Спустя 10 минут безуспешных попыток расшевелить расплывшееся тело моей сожительницы – способами, отработанными на ней ранее и ни разу, сколько мне помнится, не дававшими сбой, - я набрал номер 112. Спустя неполных сорок минут в заблаговременно растворенную входную дверь вошел твой Ангел, Зайка: сегодня его очередь возвращать к жизни тех, кто уже давно жить не достоин, не должен и почти не хочет, но все бредет в темноте, развлекая скучающего кукловода в его чудовищном театре. Высокий, худой мужчина лет тридцати: благородный профиль, тонкие ноздри, обрамляющие иконописный длинный нос, умные добрые глаза (только сейчас понял, кого я узнаю в этих серо-зеленых глазах вечернего доктора: в начале нашего сожительства вместе с Ираидой в комплекте шла стайка из четырех неказистых, коротких и бесформенных собачонок рукотворной породы – пара трусливых кобельков и пара горластых сук; один из кобельков – пятилетний Максик – в своей недолгой совместной с нами жизни запомнился мне молчаливым созерцанием удручающей действительности, распластавшись в углу прихожей и мигая - такими же! – грустно-зелеными озерцами. Есть такие озерца, знаете: их поверхность не колыхнется, их не коснутся ветры, они укрыты непроглядной чащей – и они бережно купают в себе зеленоватое отражение неба, испещренное черными иероглифами корявых веток вековых сосен). Он снял с плеча тяжелый пластиковый чемодан, со вздохом обвел усталым взглядом наше с Ираидой любовное гнездо (да, мы бедны, доктор, бедны… Но в этом нашей заслуги больше, чем даже грозного призрака правительства, так или иначе стоящего за любой бедой, посещающей российскую семью, и простирающего свои бесчисленные крючковатые конечности к каждому – даже самому тощему и потертому – кошелю: проказа наших с Ираидой характеров еще и в том, что работать и добывать хлеб свой кропотливым, но честным трудом, - вызывает у нас стойкое отторжение) и опустился на матрас рядом с моей остывающей женой (бесцеремонно и забавно толкнув бедром ее почти затихшую тушку).

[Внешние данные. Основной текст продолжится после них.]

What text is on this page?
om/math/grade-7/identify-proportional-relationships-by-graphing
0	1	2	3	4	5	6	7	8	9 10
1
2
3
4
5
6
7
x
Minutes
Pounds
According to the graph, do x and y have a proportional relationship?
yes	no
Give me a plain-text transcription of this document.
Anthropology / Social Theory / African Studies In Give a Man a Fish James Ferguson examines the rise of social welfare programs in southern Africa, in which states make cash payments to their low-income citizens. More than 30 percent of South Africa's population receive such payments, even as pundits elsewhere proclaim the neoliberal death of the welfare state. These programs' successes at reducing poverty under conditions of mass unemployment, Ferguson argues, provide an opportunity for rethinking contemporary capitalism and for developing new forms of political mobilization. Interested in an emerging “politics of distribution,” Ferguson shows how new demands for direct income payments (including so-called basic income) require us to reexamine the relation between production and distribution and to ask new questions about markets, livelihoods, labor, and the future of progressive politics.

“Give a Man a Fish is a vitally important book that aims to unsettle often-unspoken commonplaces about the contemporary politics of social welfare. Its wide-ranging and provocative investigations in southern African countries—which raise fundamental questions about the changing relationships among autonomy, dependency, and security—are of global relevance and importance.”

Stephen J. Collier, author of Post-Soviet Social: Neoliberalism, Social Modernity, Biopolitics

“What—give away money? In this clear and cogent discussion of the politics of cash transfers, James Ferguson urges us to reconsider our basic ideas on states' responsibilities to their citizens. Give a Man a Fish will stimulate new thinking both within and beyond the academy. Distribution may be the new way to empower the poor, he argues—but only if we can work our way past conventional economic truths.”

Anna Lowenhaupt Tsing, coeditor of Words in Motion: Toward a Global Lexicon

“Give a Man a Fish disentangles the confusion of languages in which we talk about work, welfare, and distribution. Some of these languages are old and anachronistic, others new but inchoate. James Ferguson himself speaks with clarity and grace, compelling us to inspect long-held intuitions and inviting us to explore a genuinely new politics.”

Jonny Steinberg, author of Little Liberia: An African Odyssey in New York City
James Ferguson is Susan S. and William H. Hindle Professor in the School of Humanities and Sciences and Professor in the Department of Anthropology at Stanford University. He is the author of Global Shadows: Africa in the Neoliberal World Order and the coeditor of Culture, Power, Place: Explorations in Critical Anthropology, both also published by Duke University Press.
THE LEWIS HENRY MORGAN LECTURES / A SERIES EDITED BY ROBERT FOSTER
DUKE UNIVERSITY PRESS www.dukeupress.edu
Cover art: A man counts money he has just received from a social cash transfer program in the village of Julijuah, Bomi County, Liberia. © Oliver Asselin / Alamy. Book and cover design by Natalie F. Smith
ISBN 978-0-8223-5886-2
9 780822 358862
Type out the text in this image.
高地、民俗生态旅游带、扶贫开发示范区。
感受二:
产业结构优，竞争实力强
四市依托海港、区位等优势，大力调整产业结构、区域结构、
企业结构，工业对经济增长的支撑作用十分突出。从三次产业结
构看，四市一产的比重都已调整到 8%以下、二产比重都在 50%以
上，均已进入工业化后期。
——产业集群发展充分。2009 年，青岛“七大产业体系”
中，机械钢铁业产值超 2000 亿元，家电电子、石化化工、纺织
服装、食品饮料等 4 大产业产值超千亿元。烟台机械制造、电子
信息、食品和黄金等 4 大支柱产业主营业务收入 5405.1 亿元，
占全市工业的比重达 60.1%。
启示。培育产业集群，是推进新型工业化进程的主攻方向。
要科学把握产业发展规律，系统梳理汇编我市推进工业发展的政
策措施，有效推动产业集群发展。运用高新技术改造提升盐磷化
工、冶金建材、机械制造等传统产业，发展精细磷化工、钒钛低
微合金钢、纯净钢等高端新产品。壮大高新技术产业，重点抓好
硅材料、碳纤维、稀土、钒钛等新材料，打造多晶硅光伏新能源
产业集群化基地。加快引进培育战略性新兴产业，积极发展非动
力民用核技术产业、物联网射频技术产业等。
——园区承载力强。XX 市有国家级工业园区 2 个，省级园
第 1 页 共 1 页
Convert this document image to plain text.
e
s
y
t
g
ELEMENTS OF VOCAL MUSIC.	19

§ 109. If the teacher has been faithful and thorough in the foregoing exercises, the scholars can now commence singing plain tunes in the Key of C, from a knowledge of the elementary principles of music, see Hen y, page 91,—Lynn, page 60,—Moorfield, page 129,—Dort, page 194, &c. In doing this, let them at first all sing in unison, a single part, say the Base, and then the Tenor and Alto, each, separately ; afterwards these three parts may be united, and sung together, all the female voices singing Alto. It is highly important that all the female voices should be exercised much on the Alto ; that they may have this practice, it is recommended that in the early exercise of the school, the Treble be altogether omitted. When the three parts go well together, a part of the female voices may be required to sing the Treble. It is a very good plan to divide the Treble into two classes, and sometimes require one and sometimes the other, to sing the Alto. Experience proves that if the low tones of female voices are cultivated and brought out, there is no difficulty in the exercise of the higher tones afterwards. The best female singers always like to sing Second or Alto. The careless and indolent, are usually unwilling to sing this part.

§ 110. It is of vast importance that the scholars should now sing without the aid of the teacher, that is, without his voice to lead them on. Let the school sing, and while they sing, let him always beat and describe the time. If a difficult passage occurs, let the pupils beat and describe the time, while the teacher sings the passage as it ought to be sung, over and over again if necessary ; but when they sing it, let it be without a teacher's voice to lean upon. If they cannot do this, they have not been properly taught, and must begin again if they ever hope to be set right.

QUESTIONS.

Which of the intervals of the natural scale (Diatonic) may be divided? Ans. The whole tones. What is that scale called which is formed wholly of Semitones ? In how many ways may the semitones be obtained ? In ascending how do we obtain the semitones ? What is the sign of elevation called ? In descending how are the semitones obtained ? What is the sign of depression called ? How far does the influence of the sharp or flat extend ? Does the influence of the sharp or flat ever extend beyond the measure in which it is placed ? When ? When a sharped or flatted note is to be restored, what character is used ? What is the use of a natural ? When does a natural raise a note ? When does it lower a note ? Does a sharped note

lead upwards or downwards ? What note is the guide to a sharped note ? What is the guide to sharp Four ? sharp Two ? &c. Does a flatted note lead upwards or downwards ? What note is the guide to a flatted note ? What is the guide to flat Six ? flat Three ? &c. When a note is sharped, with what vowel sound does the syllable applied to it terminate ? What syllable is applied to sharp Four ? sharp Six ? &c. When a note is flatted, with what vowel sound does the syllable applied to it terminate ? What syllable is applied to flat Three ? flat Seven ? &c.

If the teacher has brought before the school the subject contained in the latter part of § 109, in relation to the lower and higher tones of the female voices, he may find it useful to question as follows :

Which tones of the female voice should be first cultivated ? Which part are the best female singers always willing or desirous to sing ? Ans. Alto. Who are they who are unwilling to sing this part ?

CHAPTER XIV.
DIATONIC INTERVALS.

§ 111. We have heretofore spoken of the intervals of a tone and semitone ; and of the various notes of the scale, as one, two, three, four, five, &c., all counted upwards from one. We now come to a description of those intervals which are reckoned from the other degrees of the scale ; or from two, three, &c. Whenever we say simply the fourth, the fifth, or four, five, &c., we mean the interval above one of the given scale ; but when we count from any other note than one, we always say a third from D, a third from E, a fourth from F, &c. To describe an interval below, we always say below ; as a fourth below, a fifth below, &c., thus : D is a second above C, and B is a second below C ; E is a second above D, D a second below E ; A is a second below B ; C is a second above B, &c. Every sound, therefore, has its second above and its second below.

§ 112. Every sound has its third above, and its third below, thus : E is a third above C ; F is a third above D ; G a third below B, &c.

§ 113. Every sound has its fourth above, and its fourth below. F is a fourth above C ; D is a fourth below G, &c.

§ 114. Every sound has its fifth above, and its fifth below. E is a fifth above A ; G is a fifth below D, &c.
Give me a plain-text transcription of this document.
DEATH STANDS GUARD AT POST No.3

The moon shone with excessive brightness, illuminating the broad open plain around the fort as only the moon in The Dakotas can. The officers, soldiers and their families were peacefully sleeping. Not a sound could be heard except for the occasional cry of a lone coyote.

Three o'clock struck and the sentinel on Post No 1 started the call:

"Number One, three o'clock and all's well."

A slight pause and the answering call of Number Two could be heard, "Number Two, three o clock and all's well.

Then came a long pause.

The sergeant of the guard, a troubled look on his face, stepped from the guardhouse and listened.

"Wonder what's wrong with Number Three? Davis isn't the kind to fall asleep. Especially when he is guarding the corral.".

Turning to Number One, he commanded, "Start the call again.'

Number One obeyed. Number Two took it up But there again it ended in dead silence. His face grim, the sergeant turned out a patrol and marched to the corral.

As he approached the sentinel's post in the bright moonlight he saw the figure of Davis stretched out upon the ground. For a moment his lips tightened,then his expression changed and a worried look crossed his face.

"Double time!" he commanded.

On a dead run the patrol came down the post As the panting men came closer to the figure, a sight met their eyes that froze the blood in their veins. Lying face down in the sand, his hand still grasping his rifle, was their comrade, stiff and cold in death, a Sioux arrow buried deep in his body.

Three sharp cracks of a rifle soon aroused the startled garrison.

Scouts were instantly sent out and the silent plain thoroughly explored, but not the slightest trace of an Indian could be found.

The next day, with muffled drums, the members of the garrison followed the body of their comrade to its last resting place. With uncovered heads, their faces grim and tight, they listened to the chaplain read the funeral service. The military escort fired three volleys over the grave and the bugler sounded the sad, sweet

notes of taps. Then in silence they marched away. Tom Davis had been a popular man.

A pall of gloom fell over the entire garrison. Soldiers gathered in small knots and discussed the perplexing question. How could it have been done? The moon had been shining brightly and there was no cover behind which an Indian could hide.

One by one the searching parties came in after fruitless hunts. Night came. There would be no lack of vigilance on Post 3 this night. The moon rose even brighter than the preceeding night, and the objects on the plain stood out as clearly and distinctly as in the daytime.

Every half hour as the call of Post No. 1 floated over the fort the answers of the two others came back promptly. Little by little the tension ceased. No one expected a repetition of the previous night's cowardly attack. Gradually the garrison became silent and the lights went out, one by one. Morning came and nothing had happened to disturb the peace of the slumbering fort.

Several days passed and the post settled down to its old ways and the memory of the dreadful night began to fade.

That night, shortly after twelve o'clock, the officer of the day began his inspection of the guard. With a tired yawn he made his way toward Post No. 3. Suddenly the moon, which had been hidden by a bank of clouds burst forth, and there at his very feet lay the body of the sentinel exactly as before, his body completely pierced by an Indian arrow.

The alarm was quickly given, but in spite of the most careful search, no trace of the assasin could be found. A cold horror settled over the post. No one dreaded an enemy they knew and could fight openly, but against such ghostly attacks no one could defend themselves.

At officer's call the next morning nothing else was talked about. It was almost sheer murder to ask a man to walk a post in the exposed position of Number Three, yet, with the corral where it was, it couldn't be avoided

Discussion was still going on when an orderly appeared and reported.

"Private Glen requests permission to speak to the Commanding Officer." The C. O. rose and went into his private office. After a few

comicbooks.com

Я вынес три тазика розоватых рвотных масс, Ираида: доктор промыл твои внутренности раствором марганцовки с таким злым рвением, что дай я ему туалетный ершик, он бы и им прочистил твой истерзанный желудок - и бестолковую черепную коробку, в полупустых помещениях которой таки родилась крамольная мысль самоуничтожиться назло любовнику. Я утирал пот с твоего большого круглого лба и тягучие слюни – с подбородка. Я был голоден и противно трезв. Меня терзали отвращение и жалость. Я хотел задушить тебя, глупая, старая, отталкивающая ты баба, Ираида (хотя я слишком труслив и мягок, чтобы убить кого-то без ослепляющего безумием гнева. Кроме того, удушение предполагает близкий контакт с жертвой, которая, вероятнее всего, вытаращит на меня исполненные ужаса глаза… Нет, нет, поди прочь, виденье). Но ты осталась жива.
…
*иллюстрация - из свободной Сети.
Моя гротескная самоубийца храпит в счастливом свинячьем забытьи на прежнем месте – месте своего смехотворного спектакля. Доктор ушел, осыпаемый моими восторженными благодарностями и извинениями (все-таки, он не виноват, что в его малооплачиваемой работе столько отвратительных моментов). А я пытаюсь изгнать из памяти физиологические отправления Ираиды, поэтому откушиваю очередную сигарету вместо фирменных женушкиных котлет (именуемых «Ежики») из «натурального» куриного фарша по 110 рублей за кило, чьи разбухшие трупы застыли в серо-коричневой подливе на закоптелой сковороде.
Завтра она напишет в свой блог (да, она этим балуется еще с начала нашего сожительства), что никто не понял ее порхающей на мучнистых крылышках души-бабочки, питающейся единственно любовью ко всему сущему – и мне, как к центру ее примитивной слащавой вселенной, и пошла она поэтому пить ... (здесь будет сказано о каком-то непременно колдовском зелье, рецепт которого достался ей от прабабки-лесной кикиморы, знававшей самого Люцифера), а потом – умирать. Даже затрудняюсь вычислить IQ тех мамзелей, которые до сих пор – даже после того, как она демонстрировала широкой общественности свои непрезентабельные изображения (которых я – и то устыдился, а в моей жизни почти уже и не сыскать того, что окрасит мои щеки вишневыми оттенками смущения) крепко и давно употребляющей бабы, - дружно стонут ей в унисон о необходимости совместного финансового и иного вспоможения всякому отвратительному социальному деграданту, у которого ничего лишнего со временем не осталось – ни стыда, ни совести.
Ну да на век Ираиды дураков хватит...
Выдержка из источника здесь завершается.